1 Dithizone Extraction + UV-Vis

SYNOPSIS

Lead is selectively removed from an aqueous phase into an

organic phase by a chelating agent. The molecular electronic
transition of the chelating reagent is perturbed by the presence
of lead causing a UV-Vis absorption band which can be
monitored. The selectivity of the process will be monitored by
difference spectroscopy in the presence of Zn2+. Students also
learn how to deconvolute a spectra to account for background
absorbance.

READINGS Read pages 304-309 in the Critical Reviews.
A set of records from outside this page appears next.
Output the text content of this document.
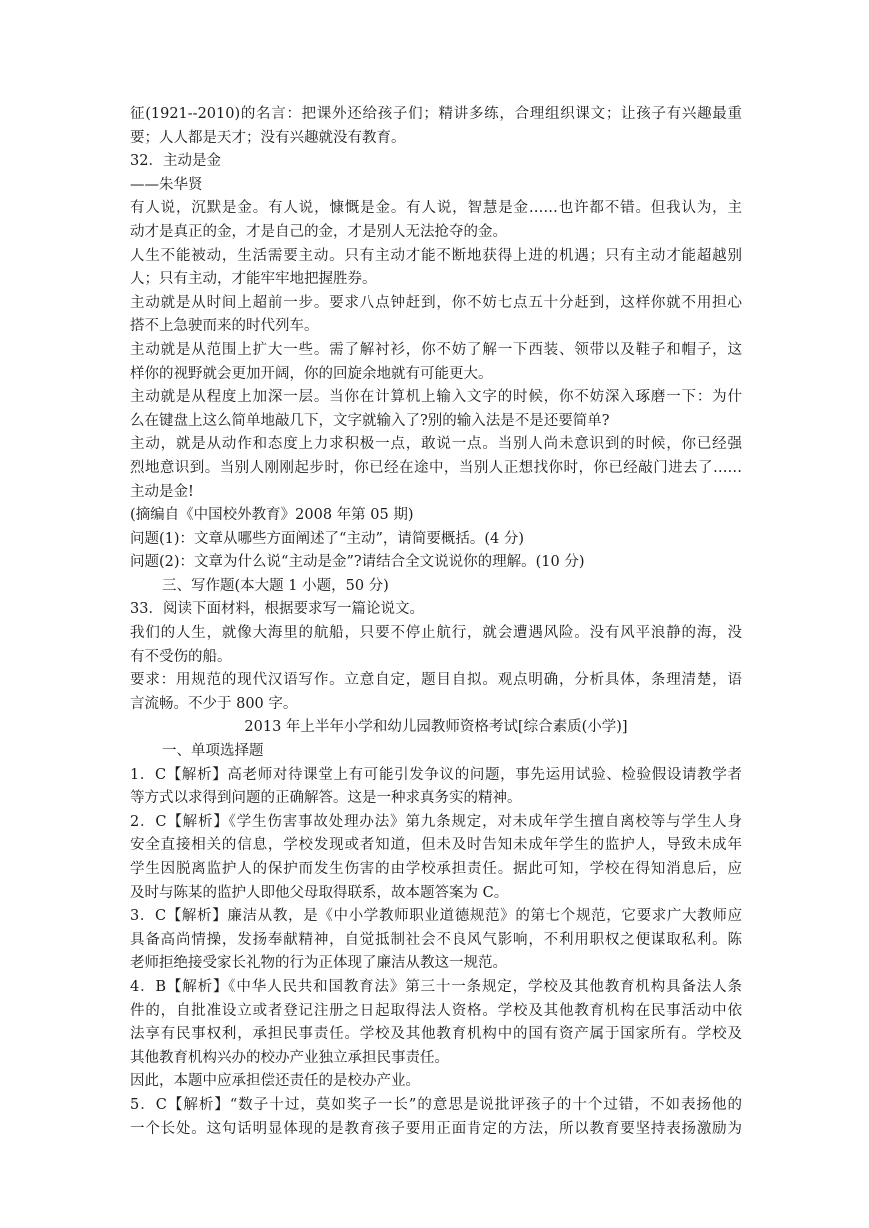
征(1921--2010)的名言：把课外还给孩子们；精讲多练，合理组织课文；让孩子有兴趣最重
要；人人都是天才；没有兴趣就没有教育。
32．主动是金
——朱华贤
有人说，沉默是金。有人说，慷慨是金。有人说，智慧是金……也许都不错。但我认为，主
动才是真正的金，才是自己的金，才是别人无法抢夺的金。
人生不能被动，生活需要主动。只有主动才能不断地获得上进的机遇；只有主动才能超越别
人；只有主动，才能牢牢地把握胜券。
主动就是从时间上超前一步。要求八点钟赶到，你不妨七点五十分赶到，这样你就不用担心
搭不上急驶而来的时代列车。
主动就是从范围上扩大一些。需了解衬衫，你不妨了解一下西装、领带以及鞋子和帽子，这
样你的视野就会更加开阔，你的回旋余地就有可能更大。
主动就是从程度上加深一层。当你在计算机上输入文字的时候，你不妨深入琢磨一下：为什
么在键盘上这么简单地敲几下，文字就输入了?别的输入法是不是还要简单?
主动，就是从动作和态度上力求积极一点，敢说一点。当别人尚未意识到的时候，你已经强
烈地意识到。当别人刚刚起步时，你已经在途中，当别人正想找你时，你已经敲门进去了……
主动是金!
(摘编自《中国校外教育》2008 年第 05 期)
问题(1)：文章从哪些方面阐述了“主动”，请简要概括。(4 分)
问题(2)：文章为什么说“主动是金”?请结合全文说说你的理解。(10 分)
三、写作题(本大题 1 小题，50 分)
33．阅读下面材料，根据要求写一篇论说文。
我们的人生，就像大海里的航船，只要不停止航行，就会遭遇风险。没有风平浪静的海，没
有不受伤的船。
要求：用规范的现代汉语写作。立意自定，题目自拟。观点明确，分析具体，条理清楚，语
言流畅。不少于 800 字。
2013 年上半年小学和幼儿园教师资格考试[综合素质(小学)]
一、单项选择题
1．C【解析】高老师对待课堂上有可能引发争议的问题，事先运用试验、检验假设请教学者
等方式以求得到问题的正确解答。这是一种求真务实的精神。
2．C【解析】《学生伤害事故处理办法》第九条规定，对未成年学生擅自离校等与学生人身
安全直接相关的信息，学校发现或者知道，但未及时告知未成年学生的监护人，导致未成年
学生因脱离监护人的保护而发生伤害的由学校承担责任。据此可知，学校在得知消息后，应
及时与陈某的监护人即他父母取得联系，故本题答案为 C。
3．C【解析】廉洁从教，是《中小学教师职业道德规范》的第七个规范，它要求广大教师应
具备高尚情操，发扬奉献精神，自觉抵制社会不良风气影响，不利用职权之便谋取私利。陈
老师拒绝接受家长礼物的行为正体现了廉洁从教这一规范。
4．B【解析】《中华人民共和国教育法》第三十一条规定，学校及其他教育机构具备法人条
件的，自批准设立或者登记注册之日起取得法人资格。学校及其他教育机构在民事活动中依
法享有民事权利，承担民事责任。学校及其他教育机构中的国有资产属于国家所有。学校及
其他教育机构兴办的校办产业独立承担民事责任。
因此，本题中应承担偿还责任的是校办产业。
5．C【解析】“数子十过，莫如奖子一长”的意思是说批评孩子的十个过错，不如表扬他的
一个长处。这句话明显体现的是教育孩子要用正面肯定的方法，所以教育要坚持表扬激励为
Review the section
on soluble lead chemistry on pages 273-279. Attached is an
article describing some of the chemistry of dithizone. The
attached article is not as complete as the Critical Reviews
discussion.
Testable Skills 1. Ability to perform a deconvolution on a set of
experimental data
2. Create a baseline subtracted standard curve
3. Explain why UV-Vis absorption bands can be
considered to be Gaussian in shape in the
frequency domain.
4. Explain the chemistry of the dithizone method.

The Dithizone Method

This method was the first truly sensitive measure of lead. Adoption of
its use lead to the discovery of wide spread child lead poisoning in Baltimore
in the 1930s. The method relies upon the development of a UV-Vis
absorption band for a complex of lead dithizone that is resolved from the
absorption bands of the unreacted dithizone.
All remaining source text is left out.